JurnalLugas.Com – Pergerakan nilai tukar rupiah pada awal pekan kembali menunjukkan tekanan tipis terhadap dolar Amerika Serikat. Pada perdagangan Senin pagi, 22 Juni 2026, rupiah tercatat melemah meski dalam skala yang relatif terbatas.
Berdasarkan data pasar, rupiah bergerak turun 9 poin atau setara 0,05 persen ke posisi Rp17.813 per dolar AS, dibandingkan penutupan sebelumnya di level Rp17.804 per dolar AS. Pergerakan ini mencerminkan sentimen pasar yang masih berhati-hati dalam merespons dinamika global.
Pelemahan tipis tersebut dinilai masih dalam batas wajar oleh sejumlah pelaku pasar valuta asing. Tekanan terhadap mata uang domestik disebut lebih dipengaruhi faktor eksternal, terutama ekspektasi kebijakan suku bunga global serta pergerakan indeks dolar AS yang masih kuat.
Seorang analis pasar uang menyebutkan bahwa rupiah saat ini masih bergerak dalam fase konsolidasi. “Pasar sedang mencari keseimbangan baru di tengah ketidakpastian global,” ujarnya secara singkat.
Meski melemah, pergerakan rupiah pada awal pekan ini belum menunjukkan indikasi tekanan besar. Investor masih menunggu rilis data ekonomi lanjutan yang berpotensi menjadi penentu arah mata uang dalam jangka pendek.

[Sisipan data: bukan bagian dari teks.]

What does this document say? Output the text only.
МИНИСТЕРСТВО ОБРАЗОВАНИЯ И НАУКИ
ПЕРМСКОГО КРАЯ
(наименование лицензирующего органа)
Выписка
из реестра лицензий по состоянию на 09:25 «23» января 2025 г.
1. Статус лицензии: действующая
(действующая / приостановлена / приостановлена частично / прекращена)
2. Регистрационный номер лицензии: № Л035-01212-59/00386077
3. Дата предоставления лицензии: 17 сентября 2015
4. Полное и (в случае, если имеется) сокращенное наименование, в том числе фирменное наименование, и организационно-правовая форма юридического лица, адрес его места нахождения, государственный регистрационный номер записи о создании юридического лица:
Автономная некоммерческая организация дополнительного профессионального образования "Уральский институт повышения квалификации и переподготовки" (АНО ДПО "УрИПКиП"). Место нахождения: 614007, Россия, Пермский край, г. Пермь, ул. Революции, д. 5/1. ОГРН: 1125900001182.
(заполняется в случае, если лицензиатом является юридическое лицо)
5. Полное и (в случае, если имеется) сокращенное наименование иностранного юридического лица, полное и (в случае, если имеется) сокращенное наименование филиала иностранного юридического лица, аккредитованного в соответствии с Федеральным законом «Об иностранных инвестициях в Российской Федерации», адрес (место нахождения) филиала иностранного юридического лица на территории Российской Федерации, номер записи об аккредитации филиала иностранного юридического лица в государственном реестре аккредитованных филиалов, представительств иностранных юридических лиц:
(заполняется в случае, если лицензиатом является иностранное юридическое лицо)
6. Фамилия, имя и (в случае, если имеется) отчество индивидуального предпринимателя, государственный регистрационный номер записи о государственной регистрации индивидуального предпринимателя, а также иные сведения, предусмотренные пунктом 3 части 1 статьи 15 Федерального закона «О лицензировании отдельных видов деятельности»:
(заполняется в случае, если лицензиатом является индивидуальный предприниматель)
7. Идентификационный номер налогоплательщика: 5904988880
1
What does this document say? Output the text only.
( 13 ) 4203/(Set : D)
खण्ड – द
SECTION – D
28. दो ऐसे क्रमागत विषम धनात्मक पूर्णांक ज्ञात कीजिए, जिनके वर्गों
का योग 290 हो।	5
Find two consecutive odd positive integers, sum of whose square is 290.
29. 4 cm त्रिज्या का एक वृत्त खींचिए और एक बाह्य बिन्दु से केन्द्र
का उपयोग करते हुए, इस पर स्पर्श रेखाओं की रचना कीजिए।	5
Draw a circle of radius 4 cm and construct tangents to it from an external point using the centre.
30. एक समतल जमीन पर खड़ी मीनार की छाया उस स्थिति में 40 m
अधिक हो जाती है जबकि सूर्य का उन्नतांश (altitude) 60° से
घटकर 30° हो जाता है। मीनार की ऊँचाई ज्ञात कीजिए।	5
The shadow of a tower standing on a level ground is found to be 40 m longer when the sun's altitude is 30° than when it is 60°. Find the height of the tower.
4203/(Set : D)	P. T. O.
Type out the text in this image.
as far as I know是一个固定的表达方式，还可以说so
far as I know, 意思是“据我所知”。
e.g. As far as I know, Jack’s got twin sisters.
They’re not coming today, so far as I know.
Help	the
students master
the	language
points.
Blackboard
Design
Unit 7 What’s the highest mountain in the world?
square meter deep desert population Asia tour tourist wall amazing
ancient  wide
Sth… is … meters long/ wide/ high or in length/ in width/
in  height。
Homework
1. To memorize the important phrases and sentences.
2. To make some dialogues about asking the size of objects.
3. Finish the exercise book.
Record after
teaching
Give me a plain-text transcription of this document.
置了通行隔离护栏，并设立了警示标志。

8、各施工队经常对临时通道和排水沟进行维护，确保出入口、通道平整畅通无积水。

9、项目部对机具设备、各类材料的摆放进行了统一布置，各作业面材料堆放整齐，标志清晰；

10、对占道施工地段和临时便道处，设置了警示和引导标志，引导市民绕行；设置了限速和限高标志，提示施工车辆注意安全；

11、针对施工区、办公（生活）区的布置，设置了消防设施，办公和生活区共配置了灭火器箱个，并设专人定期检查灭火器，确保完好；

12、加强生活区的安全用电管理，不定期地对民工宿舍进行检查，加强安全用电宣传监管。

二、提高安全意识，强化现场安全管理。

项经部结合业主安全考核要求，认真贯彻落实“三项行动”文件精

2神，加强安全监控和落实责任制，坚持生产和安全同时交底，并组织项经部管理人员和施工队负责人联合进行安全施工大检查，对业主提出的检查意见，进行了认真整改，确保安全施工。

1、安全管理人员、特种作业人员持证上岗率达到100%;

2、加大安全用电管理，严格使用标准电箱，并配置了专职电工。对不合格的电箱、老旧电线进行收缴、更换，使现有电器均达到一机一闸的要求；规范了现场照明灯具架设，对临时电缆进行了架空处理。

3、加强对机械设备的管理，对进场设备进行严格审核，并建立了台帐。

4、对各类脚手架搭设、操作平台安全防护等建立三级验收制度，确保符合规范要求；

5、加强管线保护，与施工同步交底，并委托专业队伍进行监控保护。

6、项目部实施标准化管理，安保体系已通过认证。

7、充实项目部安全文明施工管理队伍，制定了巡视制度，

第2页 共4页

Dalam beberapa waktu terakhir, fluktuasi rupiah memang cenderung dipengaruhi sentimen eksternal ketimbang faktor domestik. Kondisi ini membuat pelaku pasar lebih berhati-hati dalam melakukan transaksi valuta asing.
Pemerintah dan otoritas moneter sendiri terus memantau stabilitas nilai tukar guna menjaga keseimbangan ekonomi nasional, terutama dalam menghadapi potensi gejolak pasar global.
Dengan kondisi saat ini, rupiah diperkirakan masih akan bergerak dinamis sepanjang pekan, seiring respons pasar terhadap kebijakan ekonomi global dan arah suku bunga bank sentral utama dunia.